At the same time, the international sanctions imposed by the UNSC were beginning to erode; countries like France, German and Russia were arguing for a new approach. Containment was no longer a viable option.

I believe history will agree that it was the correct, if difficult, decision to remove Saddam Hussein. Had we not done so, today we would likely confront a nuclear-armed Iraq facing off against a nuclear armed Iran. Bad as the unrest in the region is today, that would be worse.

BBC  /  July 7, 2016

Sir Jeremy Greenstock, UK ambassador to the UN in 2003, said Mr Blair had wanted a UN resolution backing action.

But he told the BBC senior US officials thought it was a "waste of time".

Sir Jeremy said he felt Mr Blair had wanted to wait longer before taking military action.

It would have been "much safer" to give weapons inspectors in Iraq another six months to continue their work, he added.

"I felt that at the time, the British felt it at the time, I think the prime minister felt it at the time, that the Americans pushed us into going into military action too early," he told the BBC.

Mr Blair had wanted to secure a UN resolution before the conflict but US officials were not committed to a resolution, he added.

"The Americans weren't genuine about it - but the prime minister was genuine about it - because he thought there was a chance that Saddam could be made to back down before we had to use military force.

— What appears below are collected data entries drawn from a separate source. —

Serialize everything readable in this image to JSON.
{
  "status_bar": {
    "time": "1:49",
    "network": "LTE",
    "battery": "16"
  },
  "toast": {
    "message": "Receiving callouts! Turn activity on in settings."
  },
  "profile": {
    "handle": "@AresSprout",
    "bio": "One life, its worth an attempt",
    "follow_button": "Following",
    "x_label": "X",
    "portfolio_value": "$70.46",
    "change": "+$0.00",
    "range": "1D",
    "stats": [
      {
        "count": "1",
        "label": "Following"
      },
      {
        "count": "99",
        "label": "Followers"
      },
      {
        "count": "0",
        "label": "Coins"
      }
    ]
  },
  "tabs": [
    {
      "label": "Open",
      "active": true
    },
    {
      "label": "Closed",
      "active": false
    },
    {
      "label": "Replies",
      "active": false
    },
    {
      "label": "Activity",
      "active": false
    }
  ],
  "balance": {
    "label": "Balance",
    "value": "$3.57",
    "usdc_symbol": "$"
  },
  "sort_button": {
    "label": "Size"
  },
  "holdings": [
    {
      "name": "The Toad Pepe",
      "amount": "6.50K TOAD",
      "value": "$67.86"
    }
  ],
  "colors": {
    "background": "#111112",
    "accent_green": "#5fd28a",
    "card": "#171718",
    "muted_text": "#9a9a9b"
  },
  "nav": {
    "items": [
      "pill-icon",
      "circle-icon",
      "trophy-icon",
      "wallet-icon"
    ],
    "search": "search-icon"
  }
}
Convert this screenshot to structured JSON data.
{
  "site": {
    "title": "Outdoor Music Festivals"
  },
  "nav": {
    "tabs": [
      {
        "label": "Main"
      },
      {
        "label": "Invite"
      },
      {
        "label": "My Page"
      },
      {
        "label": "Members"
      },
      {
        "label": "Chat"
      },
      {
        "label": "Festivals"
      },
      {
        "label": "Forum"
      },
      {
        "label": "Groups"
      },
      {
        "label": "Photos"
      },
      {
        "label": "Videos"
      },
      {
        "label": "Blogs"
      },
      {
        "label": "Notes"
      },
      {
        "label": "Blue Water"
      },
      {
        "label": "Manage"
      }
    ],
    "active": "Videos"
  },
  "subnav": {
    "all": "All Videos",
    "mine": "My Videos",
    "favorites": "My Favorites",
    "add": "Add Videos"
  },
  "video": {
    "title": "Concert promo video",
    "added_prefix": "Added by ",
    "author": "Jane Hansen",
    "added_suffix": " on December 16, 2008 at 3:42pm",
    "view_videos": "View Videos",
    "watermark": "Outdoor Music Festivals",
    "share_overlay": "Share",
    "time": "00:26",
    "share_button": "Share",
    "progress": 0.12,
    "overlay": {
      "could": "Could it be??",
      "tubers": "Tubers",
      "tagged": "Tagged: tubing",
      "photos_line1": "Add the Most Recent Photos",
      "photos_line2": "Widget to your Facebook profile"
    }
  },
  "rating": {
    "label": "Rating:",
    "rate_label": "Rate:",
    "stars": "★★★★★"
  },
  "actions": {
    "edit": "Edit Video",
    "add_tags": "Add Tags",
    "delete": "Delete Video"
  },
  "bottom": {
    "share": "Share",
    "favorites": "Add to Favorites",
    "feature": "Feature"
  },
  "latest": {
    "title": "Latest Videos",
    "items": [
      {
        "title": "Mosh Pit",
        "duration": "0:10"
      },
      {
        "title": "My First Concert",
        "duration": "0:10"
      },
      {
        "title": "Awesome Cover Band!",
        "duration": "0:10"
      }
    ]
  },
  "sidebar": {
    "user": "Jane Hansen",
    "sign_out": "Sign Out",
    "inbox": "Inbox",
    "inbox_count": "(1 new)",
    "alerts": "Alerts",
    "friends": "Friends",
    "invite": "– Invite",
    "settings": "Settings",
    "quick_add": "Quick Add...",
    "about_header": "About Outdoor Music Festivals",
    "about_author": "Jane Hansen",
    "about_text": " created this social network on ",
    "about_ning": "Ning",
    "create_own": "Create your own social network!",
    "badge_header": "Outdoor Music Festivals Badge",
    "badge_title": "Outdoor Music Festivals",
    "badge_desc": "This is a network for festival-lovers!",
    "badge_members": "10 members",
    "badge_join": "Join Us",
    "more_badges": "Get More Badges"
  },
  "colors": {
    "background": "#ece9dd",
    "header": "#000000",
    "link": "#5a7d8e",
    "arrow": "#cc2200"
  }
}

"And George Bush for a while agreed with him. But other people behind George Bush didn't agree with him and thought it was a waste of time."

General Tim Cross - the most senior British officer involved in planning the war - said former US defence secretary, Donald Rumsfeld, would not listen either to the UN or the UK about the aftermath of the invasion.

He said the US dismantled the Iraqi army and the ruling Ba'ath party without consultation.